Из Базеля я выехал скорым, которым удобнее всего попасть в Валлис с пересадкой в Лозанне. Когда я приехал в Монтану, было уже темно. Воздух там, наверху, почти всегда прозрачный и колет, как иголочками. Мне не очень-то по душе Валлис с его воздухом словно шампанское, с его вечной кристальной ясностью, не знающей туманов и промежуточных тонов. Области устойчивого высокого давления быстро мне надоедают. Возможно ли, чтобы и Моника испытывала то же самое? Вдобавок ко всему подобный воздух на высоте полутора тысяч метров над уровнем моря нарушает душевное равновесие. Я сразу пошел в интернат. На глазах у мадам Роллен, воспитательниц и детей Моника не рискнула броситься мне на шею, но она стояла подле меня, дрожа от радости. Она изрядно загорела. Я мог убедиться, что здесь и впрямь не свирепствует эпидемия скарлатины и вообще все в полном порядке. Мадам Роллен улыбнулась, когда я объявил, что намерен сразу же увести Монику к себе в отель. Мы ужинали вместе, как вполне благовоспитанные люди. Я выслушал Монику, впрочем, ничего особенно любопытного она мне рассказать не могла. Двенадцатилетняя девочка, с которой она живет в одной комнате, уже душится, по рассказам Моники.
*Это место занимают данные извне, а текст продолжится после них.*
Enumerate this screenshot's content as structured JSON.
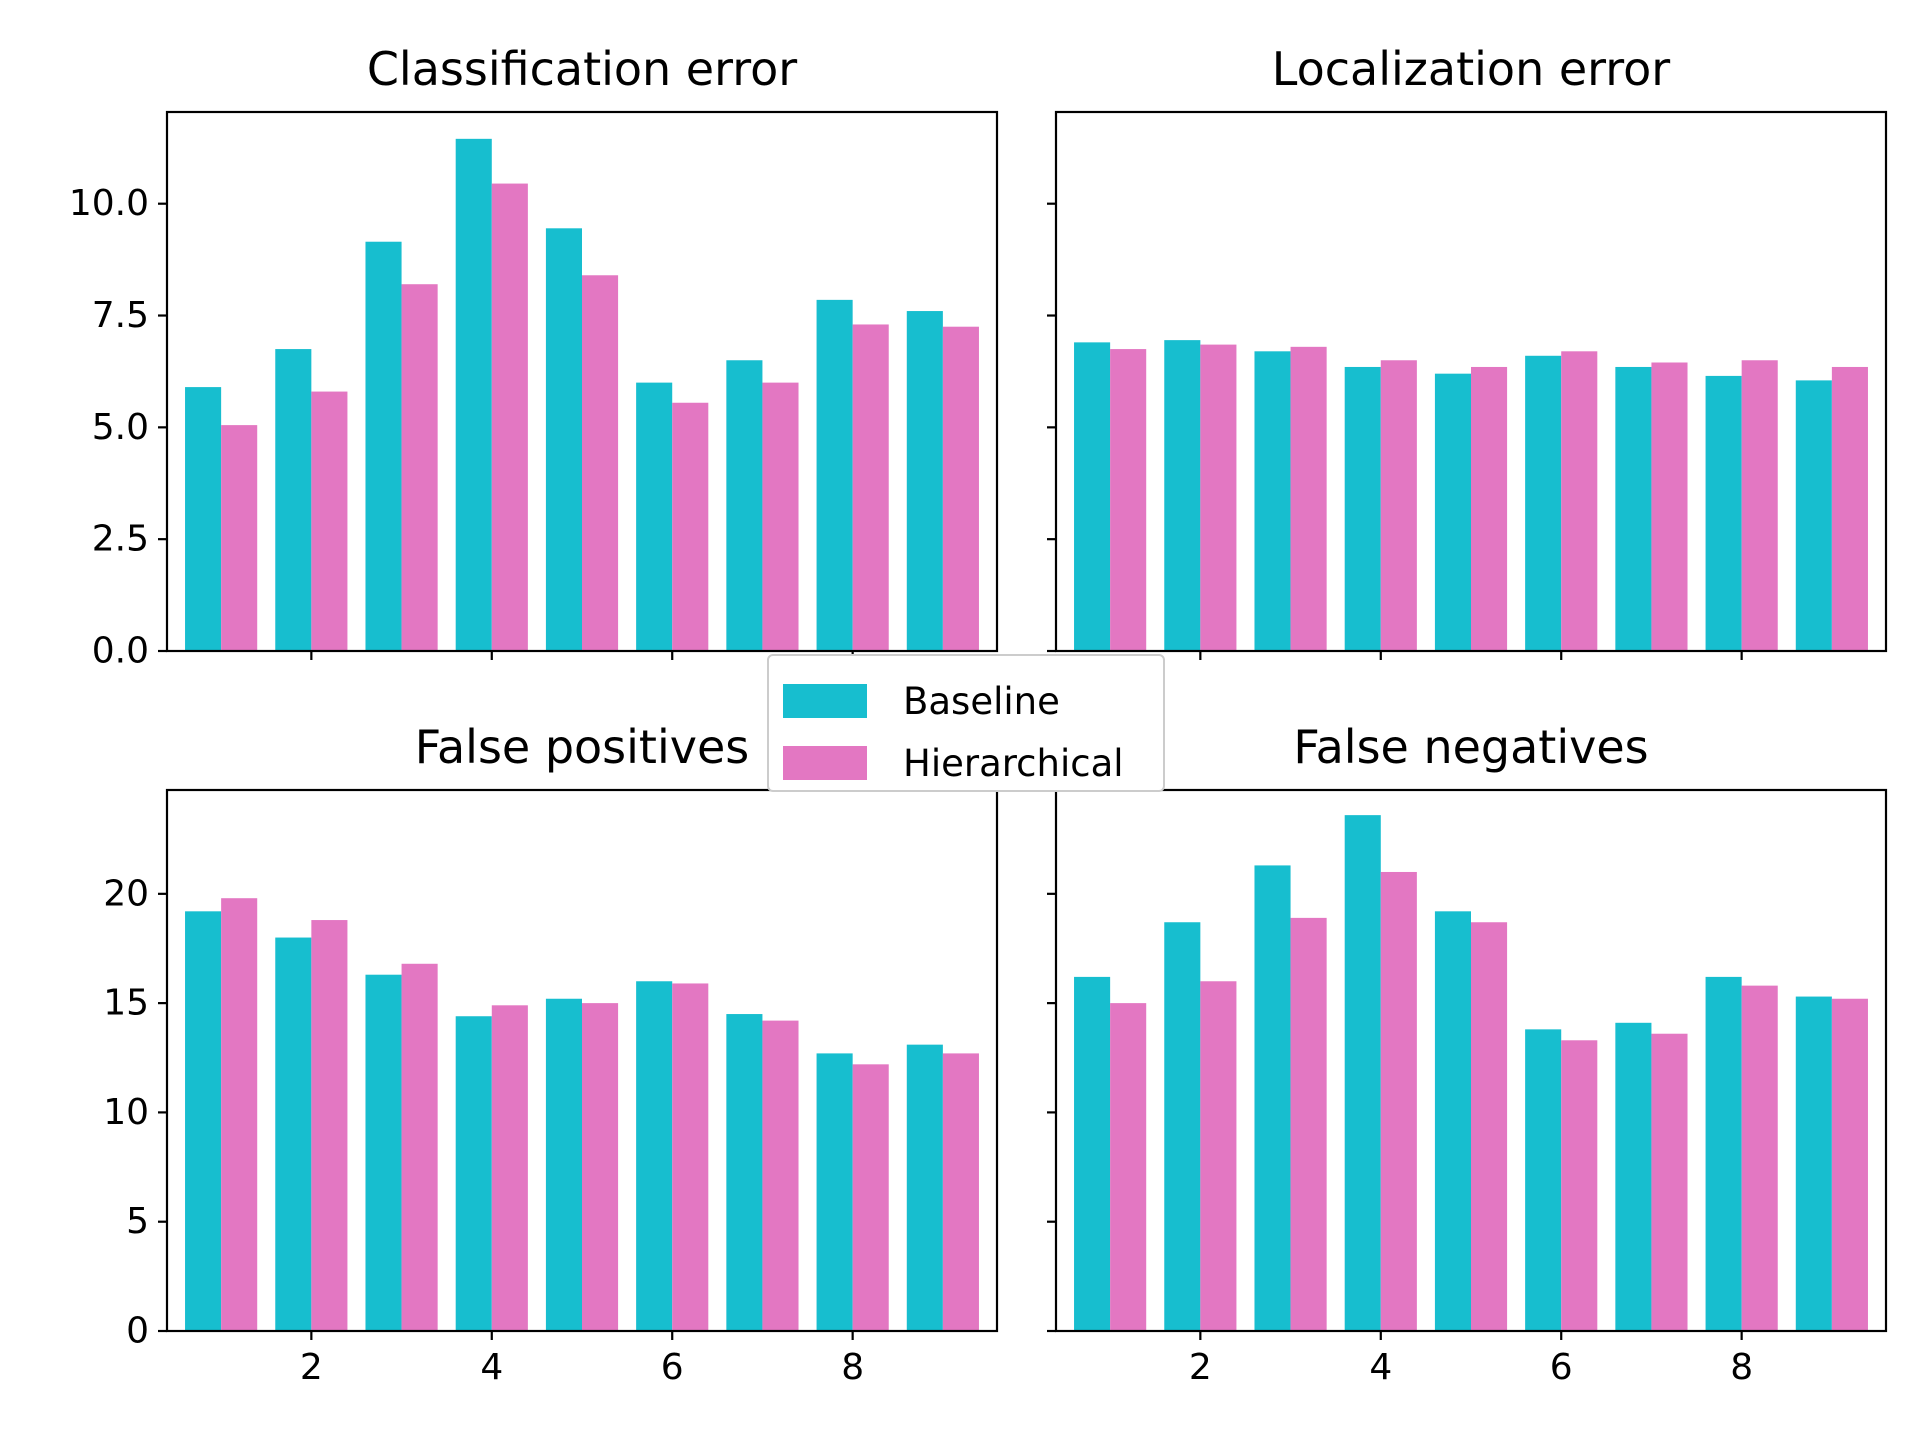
{
  "colors": {
    "baseline": "#17becf",
    "hierarchical": "#e377c2"
  },
  "legend": {
    "baseline_label": "Baseline",
    "hierarchical_label": "Hierarchical"
  },
  "chart_data": [
    {
      "type": "bar",
      "title": "Classification error",
      "x": [
        1,
        2,
        3,
        4,
        5,
        6,
        7,
        8,
        9
      ],
      "series": [
        {
          "name": "Baseline",
          "values": [
            5.9,
            6.75,
            9.15,
            11.45,
            9.45,
            6.0,
            6.5,
            7.85,
            7.6
          ]
        },
        {
          "name": "Hierarchical",
          "values": [
            5.05,
            5.8,
            8.2,
            10.45,
            8.4,
            5.55,
            6.0,
            7.3,
            7.25
          ]
        }
      ],
      "ylim": [
        0,
        12.05
      ],
      "yticks": [
        0.0,
        2.5,
        5.0,
        7.5,
        10.0
      ],
      "ytick_labels": [
        "0.0",
        "2.5",
        "5.0",
        "7.5",
        "10.0"
      ],
      "xticks": [
        2,
        4,
        6,
        8
      ],
      "xtick_labels": [],
      "grid": false
    },
    {
      "type": "bar",
      "title": "Localization error",
      "x": [
        1,
        2,
        3,
        4,
        5,
        6,
        7,
        8,
        9
      ],
      "series": [
        {
          "name": "Baseline",
          "values": [
            6.9,
            6.95,
            6.7,
            6.35,
            6.2,
            6.6,
            6.35,
            6.15,
            6.05
          ]
        },
        {
          "name": "Hierarchical",
          "values": [
            6.75,
            6.85,
            6.8,
            6.5,
            6.35,
            6.7,
            6.45,
            6.5,
            6.35
          ]
        }
      ],
      "ylim": [
        0,
        12.05
      ],
      "yticks": [
        0.0,
        2.5,
        5.0,
        7.5,
        10.0
      ],
      "ytick_labels": [],
      "xticks": [
        2,
        4,
        6,
        8
      ],
      "xtick_labels": [],
      "grid": false
    },
    {
      "type": "bar",
      "title": "False positives",
      "x": [
        1,
        2,
        3,
        4,
        5,
        6,
        7,
        8,
        9
      ],
      "series": [
        {
          "name": "Baseline",
          "values": [
            19.2,
            18.0,
            16.3,
            14.4,
            15.2,
            16.0,
            14.5,
            12.7,
            13.1
          ]
        },
        {
          "name": "Hierarchical",
          "values": [
            19.8,
            18.8,
            16.8,
            14.9,
            15.0,
            15.9,
            14.2,
            12.2,
            12.7
          ]
        }
      ],
      "ylim": [
        0,
        24.75
      ],
      "yticks": [
        0,
        5,
        10,
        15,
        20
      ],
      "ytick_labels": [
        "0",
        "5",
        "10",
        "15",
        "20"
      ],
      "xticks": [
        2,
        4,
        6,
        8
      ],
      "xtick_labels": [
        "2",
        "4",
        "6",
        "8"
      ],
      "grid": false
    },
    {
      "type": "bar",
      "title": "False negatives",
      "x": [
        1,
        2,
        3,
        4,
        5,
        6,
        7,
        8,
        9
      ],
      "series": [
        {
          "name": "Baseline",
          "values": [
            16.2,
            18.7,
            21.3,
            23.6,
            19.2,
            13.8,
            14.1,
            16.2,
            15.3
          ]
        },
        {
          "name": "Hierarchical",
          "values": [
            15.0,
            16.0,
            18.9,
            21.0,
            18.7,
            13.3,
            13.6,
            15.8,
            15.2
          ]
        }
      ],
      "ylim": [
        0,
        24.75
      ],
      "yticks": [
        0,
        5,
        10,
        15,
        20
      ],
      "ytick_labels": [],
      "xticks": [
        2,
        4,
        6,
        8
      ],
      "xtick_labels": [
        "2",
        "4",
        "6",
        "8"
      ],
      "grid": false
    }
  ]
}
Это было все, что мне удалось из нее извлечь, да, пожалуй, ей и нечего было добавить. Ну о чем могут разговаривать или чем заниматься две маленькие девочки, которые начинают душиться? Я этого не знал и едва ли узнаю. Моника вполне бодро ушла в свою комнату; когда я спустя полчаса заглянул к ней, она уже спала мирно и безмятежно. За свои одиннадцать лет она успела закатить, как взрослая, несколько полноценных истерик, чтобы настоять на своем, но теперь она снова стала ребенком. Одна из косичек торчала в сторону. Придется завтра перед отъездом попросить горничную переплести Монике косы. Я относился к ее истерикам с сочувствием. Может быть, даже с чрезмерным. По пути домой, распрощавшись с высокогорным воздухом, который лишал ее душевного равновесия, она прочла две книги и сгрызла много шоколаду, а я тем временем размышлял, почему снова проявил такое сочувствие и пожертвовал ей целых два дня, хотя с деловой точки зрения был сейчас занят необычайно. Когда наш поезд стоял во Франкфурте, я решил в следующий раз непременно побывать у Клауса.